Charles R Harris charlesr.harris at gmail.com
Sun Feb 2 12:06:57 EST 2014

Sebastian has done a lot of work to refactor/rationalize numpy indexing.
The changes are extensive enough that it would be good to have more public
review, so here is the release note.

The NumPy indexing has seen a complete rewrite in this version. This makes
> most advanced integer indexing operations much faster and should have no
> other implications.
> However some subtle changes and deprecations were introduced in advanced
> indexing operations:
>   * Boolean indexing into scalar arrays will always return a new 1-d array.
>     This means that ``array(1)[array(True)]`` gives ``array([1])`` and
>     not the original array.
>   * Advanced indexing into one dimensional arrays used to have
> (undocumented)
>     special handling regarding repeating the value array in assignments
>     when the shape of the value array was too small or did not match.
>     Code using this will raise an error. For compatibility you can use
>     ``arr.flat[index] = values``, which uses the old code branch.
>   * The iteration order over advanced indexes used to be always C-order.
>     In NumPy 1.9. the iteration order adapts to the inputs and is not
>     guaranteed (with the exception of a *single* advanced index which is
>     never reversed for compatibility reasons). This means that the result
> is
>     undefined if multiple values are assigned to the same element.
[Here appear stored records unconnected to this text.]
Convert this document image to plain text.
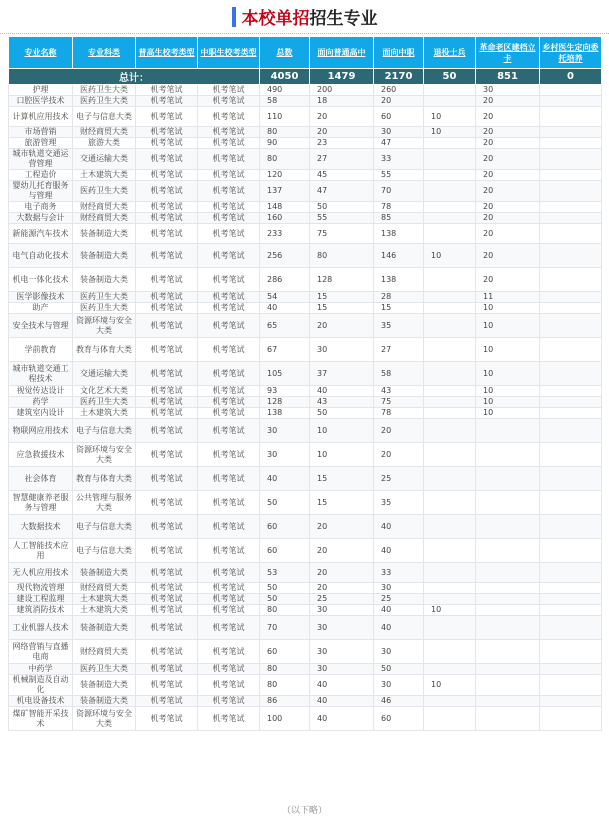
本校单招 招生专业
专业名称	专业科类	普高生校考类型	中职生校考类型	总数	面向普通高中	面向中职	退役士兵	革命老区建档立卡	乡村医生定向委托培养
总计：				4050	1479	2170	50	851	0
护理	医药卫生大类	机考笔试	机考笔试	490	200	260		30	
口腔医学技术	医药卫生大类	机考笔试	机考笔试	58	18	20		20	
计算机应用技术	电子与信息大类	机考笔试	机考笔试	110	20	60	10	20	
市场营销	财经商贸大类	机考笔试	机考笔试	80	20	30	10	20	
旅游管理	旅游大类	机考笔试	机考笔试	90	23	47		20	
城市轨道交通运营管理	交通运输大类	机考笔试	机考笔试	80	27	33		20	
工程造价	土木建筑大类	机考笔试	机考笔试	120	45	55		20	
婴幼儿托育服务与管理	医药卫生大类	机考笔试	机考笔试	137	47	70		20	
电子商务	财经商贸大类	机考笔试	机考笔试	148	50	78		20	
大数据与会计	财经商贸大类	机考笔试	机考笔试	160	55	85		20	
新能源汽车技术	装备制造大类	机考笔试	机考笔试	233	75	138		20	
电气自动化技术	装备制造大类	机考笔试	机考笔试	256	80	146	10	20	
机电一体化技术	装备制造大类	机考笔试	机考笔试	286	128	138		20	
医学影像技术	医药卫生大类	机考笔试	机考笔试	54	15	28		11	
助产	医药卫生大类	机考笔试	机考笔试	40	15	15		10	
安全技术与管理	资源环境与安全大类	机考笔试	机考笔试	65	20	35		10	
学前教育	教育与体育大类	机考笔试	机考笔试	67	30	27		10	
城市轨道交通工程技术	交通运输大类	机考笔试	机考笔试	105	37	58		10	
视觉传达设计	文化艺术大类	机考笔试	机考笔试	93	40	43		10	
药学	医药卫生大类	机考笔试	机考笔试	128	43	75		10	
建筑室内设计	土木建筑大类	机考笔试	机考笔试	138	50	78		10	
物联网应用技术	电子与信息大类	机考笔试	机考笔试	30	10	20			
应急救援技术	资源环境与安全大类	机考笔试	机考笔试	30	10	20			
社会体育	教育与体育大类	机考笔试	机考笔试	40	15	25			
智慧健康养老服务与管理	公共管理与服务大类	机考笔试	机考笔试	50	15	35			
大数据技术	电子与信息大类	机考笔试	机考笔试	60	20	40			
人工智能技术应用	电子与信息大类	机考笔试	机考笔试	60	20	40			
无人机应用技术	装备制造大类	机考笔试	机考笔试	53	20	33			
现代物流管理	财经商贸大类	机考笔试	机考笔试	50	20	30			
建设工程监理	土木建筑大类	机考笔试	机考笔试	50	25	25			
建筑消防技术	土木建筑大类	机考笔试	机考笔试	80	30	40	10		
工业机器人技术	装备制造大类	机考笔试	机考笔试	70	30	40			
网络营销与直播电商	财经商贸大类	机考笔试	机考笔试	60	30	30			
中药学	医药卫生大类	机考笔试	机考笔试	80	30	50			
机械制造及自动化	装备制造大类	机考笔试	机考笔试	80	40	30	10		
机电设备技术	装备制造大类	机考笔试	机考笔试	86	40	46			
煤矿智能开采技术	资源环境与安全大类	机考笔试	机考笔试	100	40	60			
（以下略）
>     An example for this is ``arr[[0, 0], [1, 1]] = [1, 2]``, which may
>     set ``arr[0, 1]`` to either 1 or 2.
>   * Equivalent to the iteration order, the memory layout of the advanced
>     indexing result is adapted for faster indexing and cannot be predicted.
>   * All indexing operations return a view or a copy. No indexing operation
>     will return the original array object.
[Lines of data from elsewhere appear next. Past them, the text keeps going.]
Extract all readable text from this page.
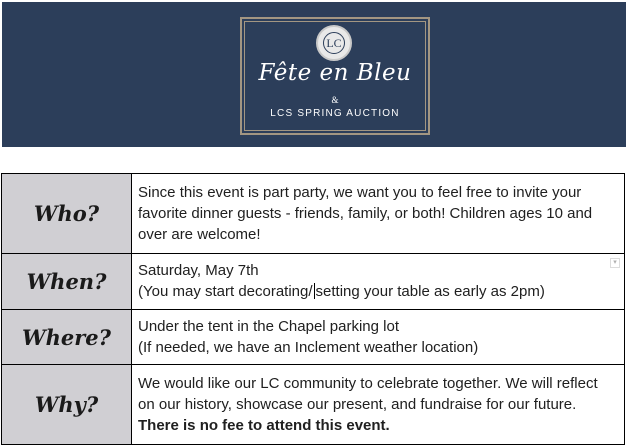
LC
Fête en Bleu
&
LCS SPRING AUCTION
Who?	Since this event is part party, we want you to feel free to invite your favorite dinner guests - friends, family, or both! Children ages 10 and over are welcome!
When?	Saturday, May 7th
(You may start decorating/ setting your table as early as 2pm)
▾

Where?	Under the tent in the Chapel parking lot
(If needed, we have an Inclement weather location)
Why?	We would like our LC community to celebrate together. We will reflect on our history, showcase our present, and fundraise for our future. There is no fee to attend this event.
>   * In the future Boolean array-likes (such as lists of python bools)
>     will always be treated as Boolean indexes and Boolean scalars
> (including
>     python `True`) will be a legal *boolean* index. At this time, this is
>     already the case for scalar arrays to allow the general
>     ``positive = a[a > 0]`` to work when ``a`` is zero dimensional.
>   * In NumPy 1.8 it was possible to use `array(True)` and `array(False)`
>     equivalent to 1 and 0 if the result of the operation was a scalar.
>     This will raise an error in NumPy 1.9 and, as noted above, treated as a
>     boolean index in the future.
>   * All non-integer array-likes are deprecated, object arrays of custom
>     integer like objects may have to be cast explicitly.
>   * The error reporting for advanced indexing is more informative, however
>     the error type has changed in some cases. (Broadcasting errors of
>     indexing arrays are reported as `IndexError`)
>   * Indexing with more then one ellipsis (`...`) is deprecated.